Important Australian + International Fine Art
29 April 2009

Del Kathryn Barton

born 1972

synthetic polymer paint, gouache, watercolour and ink on canvas

120.0 x 86.0 cm

signed and dated upper right: del kathryn barton 2005

$40,000 - 50,000
Sold for $48,000 (inc. BP) in Auction 8 - 29 April 2009, Melbourne

Karen Woodbury Gallery, Melbourne
Private collection, Sydney


Del Kathryn Barton: thank you for loving me, Karen Woodbury Gallery, Melbourne, 7 September - 1 October 2005

Catalogue text

Del Kathryn Barton's work is instantly recognisable by the artists’ compulsive engagement with the decorative, and her exquisitely crafted, hyperbolic imagery of the feminine. As Barton muses, ‘...the obsession with the human form is about me trying to locate myself, to understand being present physiologically. [It is] layered with concerns regarding body politics, sexuality, death, pleasure principles, love, body-boundary confusions. To put it succinctly, I’d say my work is a sort of documentation of my desire to understand what it means to me to be in a woman's body.’1

The owl, a familiar of the Greek goddess Athena, virgin patron of Athens was considered the embodiment of wisdom. It was not only the companion but also the animal manifestation of the shape-shifting deity when she roamed the corporeal world. In Girl as Owl, the wide, unblinking eyes of that nocturnal creature are delicately rendered as inky portals, the subject neither child nor adult but rather belonging to the half-lit realms of adolescence.

Encompassing the duality of exposure and concealment, Girl as Owl presents a flushed though impregnable figure. Interlocking her subject with a broader history of Western mythologies, Barton deftly references not only Athena, but also one of the peerless predators of the natural world. Able to see in the dark, and having few natural enemies, the owl is a creature which is the embodiment of predation and the natural order of birth, fleeting life and death.

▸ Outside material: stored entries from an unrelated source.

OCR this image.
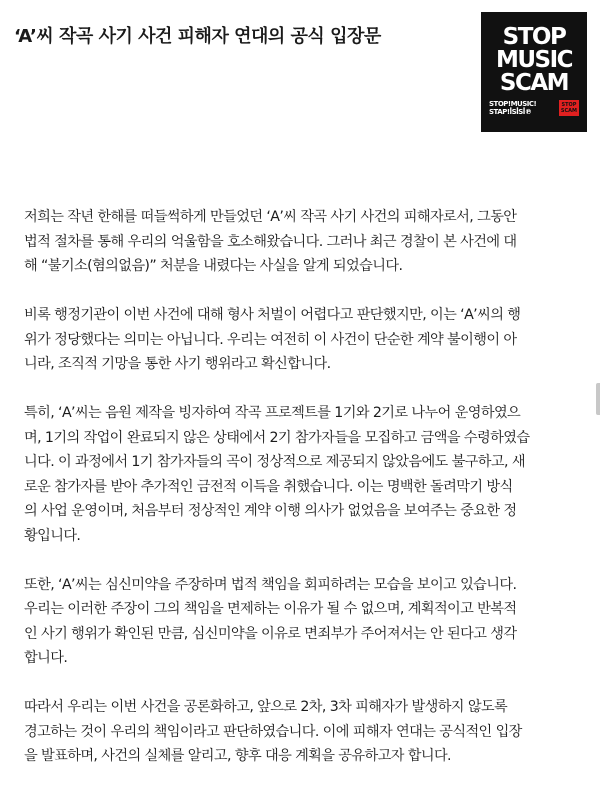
‘A’씨 작곡 사기 사건 피해자 연대의 공식 입장문	STOP
MUSIC
SCAM
STOP!MUSIC!
STAP!ꟾSꟾSꟾ℗
STOP
SCAM
저희는 작년 한해를 떠들썩하게 만들었던 ‘A’씨 작곡 사기 사건의 피해자로서, 그동안
법적 절차를 통해 우리의 억울함을 호소해왔습니다. 그러나 최근 경찰이 본 사건에 대
해 “불기소(혐의없음)” 처분을 내렸다는 사실을 알게 되었습니다.
비록 행정기관이 이번 사건에 대해 형사 처벌이 어렵다고 판단했지만, 이는 ‘A’씨의 행
위가 정당했다는 의미는 아닙니다. 우리는 여전히 이 사건이 단순한 계약 불이행이 아
니라, 조직적 기망을 통한 사기 행위라고 확신합니다.
특히, ‘A’씨는 음원 제작을 빙자하여 작곡 프로젝트를 1기와 2기로 나누어 운영하였으
며, 1기의 작업이 완료되지 않은 상태에서 2기 참가자들을 모집하고 금액을 수령하였습
니다. 이 과정에서 1기 참가자들의 곡이 정상적으로 제공되지 않았음에도 불구하고, 새
로운 참가자를 받아 추가적인 금전적 이득을 취했습니다. 이는 명백한 돌려막기 방식
의 사업 운영이며, 처음부터 정상적인 계약 이행 의사가 없었음을 보여주는 중요한 정
황입니다.
또한, ‘A’씨는 심신미약을 주장하며 법적 책임을 회피하려는 모습을 보이고 있습니다.
우리는 이러한 주장이 그의 책임을 면제하는 이유가 될 수 없으며, 계획적이고 반복적
인 사기 행위가 확인된 만큼, 심신미약을 이유로 면죄부가 주어져서는 안 된다고 생각
합니다.
따라서 우리는 이번 사건을 공론화하고, 앞으로 2차, 3차 피해자가 발생하지 않도록
경고하는 것이 우리의 책임이라고 판단하였습니다. 이에 피해자 연대는 공식적인 입장
을 발표하며, 사건의 실체를 알리고, 향후 대응 계획을 공유하고자 합니다.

It kills without sound, with a violence that is swift and necessary.

As Barton notes, ‘The animal psyche retains dualities that hold seemingly impenetrable mysteries... Mysteries pertaining to lives lived in an elemental, instinctive immediacy that the contemporary human no longer shares on that physical level.’2

1. Barton cited in Baker, C., ‘Basic Instinct: Rabbit Protectors and Pussy Lovers’, Oyster Magazine, vol 43, December - January 2003
2. Barton cited in Baker, op.cit.

Del Kathryn Barton is represented by Karen Woodbury Gallery, Melbourne and Kaliman Gallery, Sydney.